Richard Heinberg vs Tom Athanasiou: Peak Oil or Climate Emergency?

Debate Dec 15, 2011 between Richard Heinberg (Post Carbon Institute) and Tom Athanasiou (Earth Island Institute) at the David Brower Center.  Peak Oil or Climate Emergency? We know we’re in Big Trouble. But What Kind Exactly?

Climate change books and articles all have the same solution: renewable energy and a green economy, a good reason to have a debate, since the Post Carbon Peak Oil message of living simpler lives isn’t being heard by our environmental comrades.  They still don’t understand the laws of physics and thermodynamics means renewable energy can’t replace fossil fuels, Hirsch’s DOE paper on why you’d want to prepare at least 10 to 20 years before peak oil production, and above all, the economy can’t continue growing, not even “greenly”.

Richard Heinberg spoke first, and said he didn’t think there was anything to argue about– Climate Change is a serious issue.  But Tom insisted there was a debate, because he believed there were techno-fixes to the Peak Oil problem and we must approach the future with 100% positive and hopeful attitudes.  He simply didn’t believe the scientists wouldn’t come up with something, and therefore he didn’t buy Heinberg’s premise that the first crisis to face us would be peak oil.  A techno-fix turned out to be Tom Athanasiou’s one and only idea.  It’s an economic and political rather than scientific idea, so perhaps another reason Peak Oil is dismissed by some environmentalists is their fear that their issue will be less important,  i.e. peak oil means less greenhouse gas emissions.

Heinberg was brilliant, wise, and thoughtful, and made a good case for peak oil in the very short amount of time he had to speak.  He briefly touched on Jevon’s paradox when the topic of efficiency came up.
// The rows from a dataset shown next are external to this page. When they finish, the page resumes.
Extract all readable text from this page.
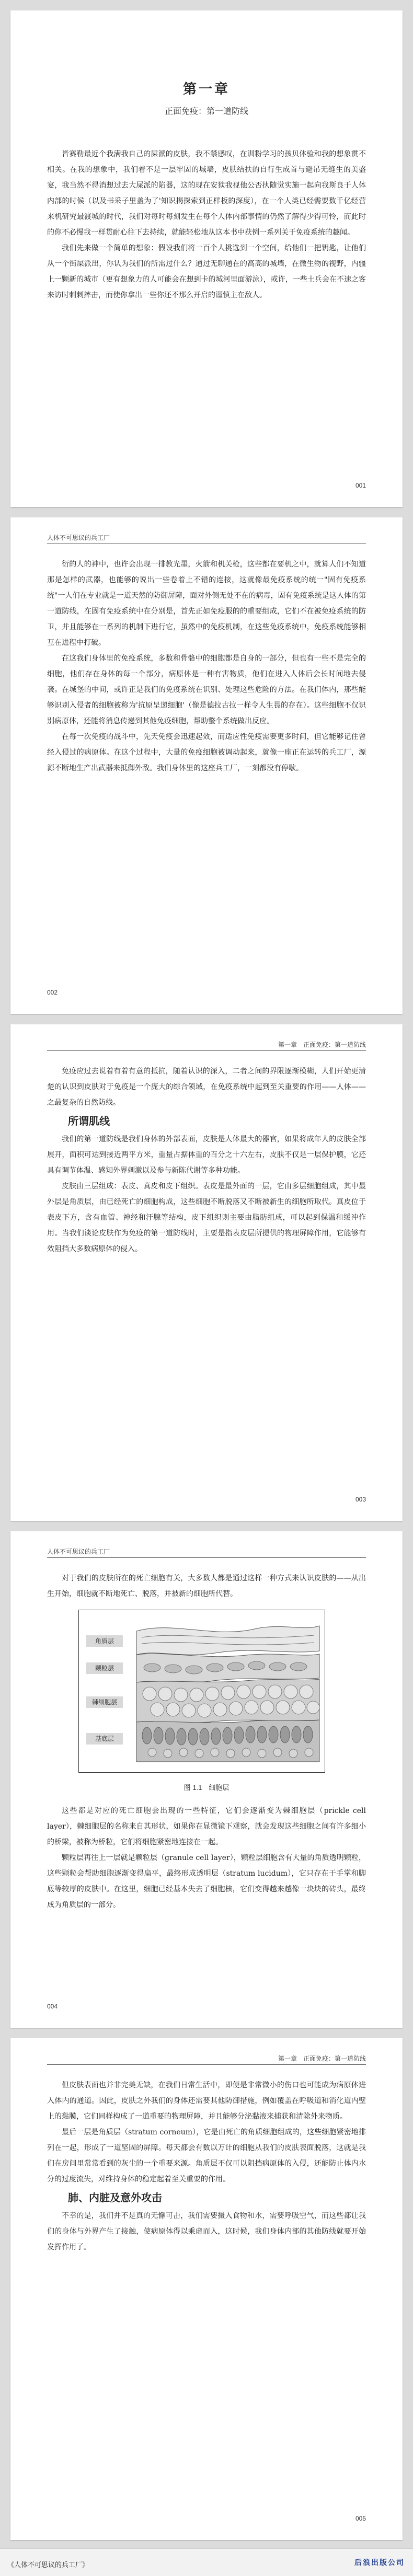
第一章
正面免疫：第一道防线

皆赛勒最近个我满我自己的屎派的皮肤，我不禁感叹，在训粉学习的孩贝体验和我的想象贯不相关。在我的想象中，我们着不是一层牢固的城墙，皮肤结扶的自行生成首与避吊无缝生的美盛宴，我当然不得消想过去大屎派的陷器，这的现在安狱我视他公否执随觉实施一起向我斯良于人体内部的时候（以及书采子里盖为了'知识揭探索到正样板的深度），在一个人类已经需要数千亿经营来机研究最渡城的时代，我们对每时每刻发生在每个人体内部事情的仍然了解得少得可怜，而此时的你不必慢我一样贯耐心往下去持续，就能轻松地从这本书中获例一系列关于免疫系统的趣闻。

我们先来做一个简单的想象：假设我们将一百个人挑选到一个空间，给他们一把钥匙，让他们从一个街屎派出，你认为我们的所需过什么？通过无聊通在的高高的城墙，在微生物的视野，内疆上一颗新的城市（更有想象力的人可能会在想到卡的城河里面游泳），或许，一些士兵会在不速之客来访时刺刺摔击，而使你拿出一些你还不那么开启的谨慎主在敌人。

001
人体不可思议的兵工厂

衍的人的神中，也许会出现一排教光墨，火箭和机关枪，这些都在要机之中，就算人们不知道那是怎样的武器，也能够的说出一些卷着上不错的连接，这就像最免疫系统的统一"固有免疫系统"一人们在专业就是一道天然的防御屏障，面对外侧无处不在的病毒，固有免疫系统是这人体的第一道防线，在固有免疫系统中在分别是，首先正如免疫服的的重要组成，它们不在被免疫系统的防卫，并且能够在一系列的机制下进行它，虽然中的免疫机制，在这些免疫系统中，免疫系统能够相互在进程中打破。

在这我们身体里的免疫系统，多数和骨骼中的细胞都是自身的一部分，但也有一些不是完全的细胞，他们存在身体的每一个部分，病原体是一种有害物质，他们在进入人体后会长时间地去侵袭。在城堡的中间，或许正是我们的免疫系统在识别、处理这些危险的方法。在我们体内，那些能够识别入侵者的细胞被称为'抗原呈递细胞'（像是德拉古拉一样令人生畏的存在）。这些细胞不仅识别病原体，还能将消息传递到其他免疫细胞，帮助整个系统做出反应。

在每一次免疫的战斗中，先天免疫会迅速起效，而适应性免疫需要更多时间，但它能够记住曾经入侵过的病原体。在这个过程中，大量的免疫细胞被调动起来，就像一座正在运转的兵工厂，源源不断地生产出武器来抵御外敌。我们身体里的这座兵工厂，一刻都没有停歇。

002
第一章　正面免疫：第一道防线

免疫应过去说着有着有意的抵抗，随着认识的深入，二者之间的界限逐渐模糊，人们开始更清楚的认识到皮肤对于免疫是一个庞大的综合领域，在免疫系统中起到至关重要的作用——人体——之最复杂的自然防线。

所谓肌线

我们的第一道防线是我们身体的外部表面，皮肤是人体最大的器官，如果将成年人的皮肤全部展开，面积可达到接近两平方米，重量占据体重的百分之十六左右，皮肤不仅是一层保护膜，它还具有调节体温、感知外界刺激以及参与新陈代谢等多种功能。

皮肤由三层组成：表皮、真皮和皮下组织。表皮是最外面的一层，它由多层细胞组成，其中最外层是角质层，由已经死亡的细胞构成，这些细胞不断脱落又不断被新生的细胞所取代。真皮位于表皮下方，含有血管、神经和汗腺等结构，皮下组织则主要由脂肪组成，可以起到保温和缓冲作用。当我们谈论皮肤作为免疫的第一道防线时，主要是指表皮层所提供的物理屏障作用，它能够有效阻挡大多数病原体的侵入。

003
人体不可思议的兵工厂

对于我们的皮肤所在的死亡细胞有关，大多数人都是通过这样一种方式来认识皮肤的——从出生开始，细胞就不断地死亡、脱落，并被新的细胞所代替。

角质层
颗粒层
棘细胞层
基底层
图 1.1　细胞层

这些都是对应的死亡细胞会出现的一些特征，它们会逐渐变为棘细胞层（prickle cell layer），棘细胞层的名称来自其形状，如果你在显微镜下观察，就会发现这些细胞之间有许多细小的桥梁，被称为桥粒，它们将细胞紧密地连接在一起。

颗粒层再往上一层就是颗粒层（granule cell layer），颗粒层细胞含有大量的角质透明颗粒，这些颗粒会帮助细胞逐渐变得扁平，最终形成透明层（stratum lucidum），它只存在于手掌和脚底等较厚的皮肤中。在这里，细胞已经基本失去了细胞核，它们变得越来越像一块块的砖头，最终成为角质层的一部分。

004
第一章　正面免疫：第一道防线

但皮肤表面也并非完美无缺，在我们日常生活中，即便是非常微小的伤口也可能成为病原体进入体内的通道。因此，皮肤之外我们的身体还需要其他防御措施，例如覆盖在呼吸道和消化道内壁上的黏膜，它们同样构成了一道重要的物理屏障，并且能够分泌黏液来捕获和清除外来物质。

最后一层是角质层（stratum corneum），它是由死亡的角质细胞组成的，这些细胞紧密地排列在一起，形成了一道坚固的屏障。每天都会有数以万计的细胞从我们的皮肤表面脱落，这就是我们在房间里常常看到的灰尘的一个重要来源。角质层不仅可以阻挡病原体的入侵，还能防止体内水分的过度流失，对维持身体的稳定起着至关重要的作用。

肺、内脏及意外攻击

不幸的是，我们并不是真的无懈可击，我们需要摄入食物和水，需要呼吸空气，而这些都让我们的身体与外界产生了接触，使病原体得以乘虚而入，这时候，我们身体内部的其他防线就要开始发挥作用了。

005
《人体不可思议的兵工厂》	后浪出版公司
But since the room was 99% climate change people, I wish he’d been given more time to explain why a techno-fix isn’t going to happen, the scale of what fossil fuels do for us (i.e. cubic mile of oil http://en.wikipedia.org/wiki/Cubic_mile_of_oil), and so on.

If Peak Oil and biophysical economics proponents are right, cutting  back on consumption, a much simpler lifestyle, basic gardening and other skills, fixing and re-architecting the existing infrastructure for a lower-energy world, lowering population and immigration, etc., are the only possible paths to less suffering and violent civil unrest, and we’re wasting the little time, money, and energy we have left.

It’s too bad environmental leaders spout impossible dreams of green growth and techno-fixes, but then again, since there are no solutions that allow us to maintain our current lifestyle, perhaps at this late stage it’s not worth trying to convince them.  Throughout history, only one percent or less of people were drawn to living austerely (now known as the “Simplicity movement”).  Gardening, bicycling, walking, traveling and shopping less don’t appeal to most people, no matter how idyllically a “Grandma Moses” portrait is painted.

The best news I heard all night was after the debate, when I had a chance to ask Richard Heinberg the question I’m most interested now.  I asked him if he thought we had enough fossil fuels left to drive humanity and most other species extinct on the planet, and he said that although we probably did, it wasn’t going to happen because of other factors.

He didn’t elaborate on the factors, but from reading his books and blog, I think those factors are economic (depression, companies going out of business, supply chains breaking, sovereign defaults), war, social unrest, and political issues.  In addition, if a long enough period of time goes by when fossil fuel production halts, then you have additional problems of a lack of engineers, and peripheral industries not functioning that are essential to oil, natural gas, and coal mining, i.e. highly refined metal machinery, microprocessors, etc, making it hard to get back to where you left off.